There was no chance Brady would allow Cass to hear his screams or see his tears. It was his agony to deal with, and his alone, no matter their companionable silences, their frenzied coupling, the sense that beneath their casual fling, something deeper was forming. Perhaps because they were both suffering, even if they worked not to show it. He feared the night, when sleep would unleash a flood of subconscious horrors.
Whereas her nightmares came during the day, when a random sight or sound could trigger shaming memories of the devastation wreaked by her husband.
Day or night, peace was an abstract concept for both of them.
A distant alarm, a spectre, somewhere in the recess of her mind. Hard to reach, to comprehend, but persistent; an omen. A ticking clock, counting down to catastrophe. No, not a clock. A bell. The fucking bell, swinging softly in the wind again and sounding its ominous warning.
She woke with a start, her heart pounding. No bell, because there wasn’t one. She closed her eyes and took a moment to settle herself, taking deep and steady breaths. And then realised, to her absolute astonishment, she could actually hear something else, something closer and decidedly less supernatural: the gentle and steady breathing of Brady, lying next to her, solidly asleep.
CHAPTER FORTY
She lay still for a few minutes, not wanting to wake him. The bell she had already dismissed to the back of her mind; instead, she felt oddly settled, as if someone somehow had applied salve to the raw and twisted knot she’d been carrying around in her stomach for so long. She found herself smiling at the syncopated beat of his sleep – each bar of gentle breathing interrupted by the off-beat of a single snore. It felt as if, after a long winter in which she had feared the freezing sea, she had finally plucked up the courage to plunge in again and surprised herself by how quickly her body and mind adjusted. Equilibrium, or something like it.

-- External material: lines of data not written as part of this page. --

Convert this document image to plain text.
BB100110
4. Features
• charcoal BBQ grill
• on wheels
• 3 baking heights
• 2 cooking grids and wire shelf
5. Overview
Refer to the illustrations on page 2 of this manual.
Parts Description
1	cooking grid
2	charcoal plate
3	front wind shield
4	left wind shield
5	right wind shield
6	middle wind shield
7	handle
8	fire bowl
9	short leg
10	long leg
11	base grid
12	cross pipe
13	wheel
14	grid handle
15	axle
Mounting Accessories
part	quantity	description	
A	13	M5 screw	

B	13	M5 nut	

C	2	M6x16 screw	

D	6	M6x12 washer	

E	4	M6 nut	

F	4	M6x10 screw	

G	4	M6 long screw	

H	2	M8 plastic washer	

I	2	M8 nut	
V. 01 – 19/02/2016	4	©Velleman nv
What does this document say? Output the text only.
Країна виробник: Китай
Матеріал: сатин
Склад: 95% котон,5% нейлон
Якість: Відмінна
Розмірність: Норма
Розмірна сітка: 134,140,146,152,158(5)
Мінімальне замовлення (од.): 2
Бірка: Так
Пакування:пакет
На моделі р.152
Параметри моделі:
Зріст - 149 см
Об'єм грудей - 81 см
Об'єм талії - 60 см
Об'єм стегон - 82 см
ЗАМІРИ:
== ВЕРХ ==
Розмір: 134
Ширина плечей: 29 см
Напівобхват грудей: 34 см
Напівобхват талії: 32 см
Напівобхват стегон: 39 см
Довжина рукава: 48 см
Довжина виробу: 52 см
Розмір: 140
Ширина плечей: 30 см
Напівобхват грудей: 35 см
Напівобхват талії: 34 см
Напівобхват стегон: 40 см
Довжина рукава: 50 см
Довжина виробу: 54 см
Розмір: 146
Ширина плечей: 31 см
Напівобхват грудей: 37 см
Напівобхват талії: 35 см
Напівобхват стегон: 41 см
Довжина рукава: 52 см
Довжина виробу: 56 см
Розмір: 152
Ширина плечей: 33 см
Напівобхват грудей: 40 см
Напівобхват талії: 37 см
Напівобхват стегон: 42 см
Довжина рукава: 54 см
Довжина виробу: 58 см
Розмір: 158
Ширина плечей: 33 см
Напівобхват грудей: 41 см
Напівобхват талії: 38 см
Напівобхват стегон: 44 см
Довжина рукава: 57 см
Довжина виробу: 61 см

She sensed it was close to daybreak, and satisfied that he was still out cold, risked reaching for her phone on the bedside table to check the time: 5.45am, which might as well have been midnight in the tundra for all the light on offer. The room was pitch black, and in the Loop’s winter solitude, there would be no hint of daybreak for another couple of hours yet.
Cass slipped out of bed, pulled on his T-shirt, and padded as silently as she could across the wooden floor, gently pulling out the door behind her. Now, she could safely flick on the torch function on her phone, slip across the balcony and down the stairs.
It was a misnomer to think the countryside offered true silence at night: the metallic bark of a fallow deer or curse-like scream of a fox was enough to send a shiver down the spine of anyone unfamiliar with the orchestral range of rural life. But Brady, she knew, would be hardwired to be alert for human threats: a creaking floorboard, wheels on gravel, the tinkle of smashing glass. Hence, she took care on the stairs to minimise creaks. When she got to the ground floor, she heard nothing but silence from the balcony.
She felt like coffee but knew the machine would be too loud. There was a distinct chill in the air – Brady had an oil-fired heating system but, rather than use the timer, simply clicked it on whenever he wanted heat. Much like the coffee, turning it on wasn’t an option, as the system produced a loud initial clanking when powering up that would wake him for sure. So she grabbed a herringbone throw from the sofa and went to the chair where Brady usually sat at night, staring out at the trees beyond, perhaps waiting for his own shadow, his own spectre – whatever it was that haunted his dreams – to emerge.